15 Março 2022
"Talvez a era 'pós-moderna' seja, por assim dizer, a era das máscaras individuais e coletivas. As individuais para evitar o sofrimento maior de precisarmos tomar conhecimento do horror perpetrado pela própria dinâmica do progresso capitalista democrático", escreve André Márcio Neves Soares, mestre e doutorando em Políticas Sociais e Cidadania pela Universidade Católica do Salvador – UCSAL, e integrante do Núcleo de Estudos sobre Educação e Direitos Humanos (NEDH).
O que uma passagem do filme “Batman Begins” e as máscaras usadas nessa pandemia da COVID-19 têm a ver com a invasão russa da Ucrânia? Resposta: as múltiplas facetas de todos nós, seres humanos.
Mesmo para quem viu, não custa relembrar uma cena quase no final do primeiro filme da trilogia sobre o herói fantasiado de morcego, o Batman, em que a mocinha, chamada Rachel, beija Bruce Wayne e diz que teve esperanças quando ele retornou à cidade, até descobrir a máscara que ele usava. Wayne então diz que o “Batman” é apenas um símbolo, mas Rachel o interrompe afirmando que não era à máscara do “Batman” que se referia, mas ao próprio rosto de Wayne, pois este era o verdadeiro rosto que todos agora temiam. E acrescenta que, quando tudo isso acabar, talvez um dia ela possa recuperar o homem que amou no passado. Melodramático? Um pouco! Mas essa passagem emblemática do filme pode nos dar algumas pistas das inúmeras facetas dos seres humanos reveladas durante essa pandemia e, para piorar tudo, nesse conflito que estourou no leste europeu.

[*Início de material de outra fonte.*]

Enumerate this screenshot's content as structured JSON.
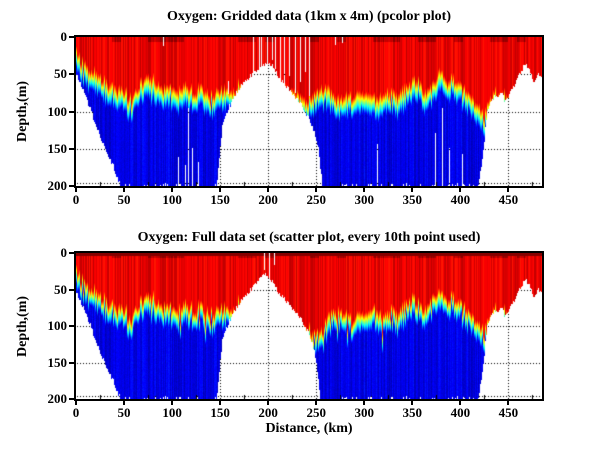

É fato que não paramos para pensar sobre as consequências dessa pandemia, para além de todos os horrores que a nossa espécie tem vivenciado, de ordem médica, sanitária, psicológica, fisiológica, financeira etc. Na verdade, a máscara que seremos obrigados a usar ainda por muito tempo, quiçá para sempre, servirá também de escudo para esconder ainda mais nossas já furtivas demonstrações de emoção diante de momentos indesejados. A máscara da COVID-19 será a desculpa perfeita para a ausência de qualquer deslize que nos denuncie enquanto ser emotivo, numa sociedade que prima pela aparência de todos e de tudo. Sem perceber, estamos sendo treinados por um sistema global de vigilância e segurança para jamais parar de nos movimentar, mesmo diante das maiores dificuldades. O tempo da reflexão e da conexão com a natureza, com nossos semelhantes e com o mundo mesmo, terminou.
Nesse sentido, se antes algum trejeito facial denunciava ao mundo a nossa irritação, alegria ou mesmo indiferença, hoje a máscara esconde essa faceta, evitando a exposição dos nossos sentimentos. Para o bem ou para o mal. O sujeito contemporâneo autêntico já está sendo medido pelo que consome, pelo que destrói na sua incessante movimentação – e o rastro ou resto que deixa pelo caminho - ou pelo que usurpa em nome do seu bem-estar solitário e unitário. Em nome do bem comum, o “Batman” abdica da sua vida pessoal, dos seus sentimentos e dos sentimentos das outras pessoas para com o verdadeiro mascarado que está por baixo da vestimenta negra. As pessoas estão abdicando de suas vidas pessoais em favor dos bens materiais, dos minutos de fama e das oportunidades que podem se abrir para aquelas isentas de empatia.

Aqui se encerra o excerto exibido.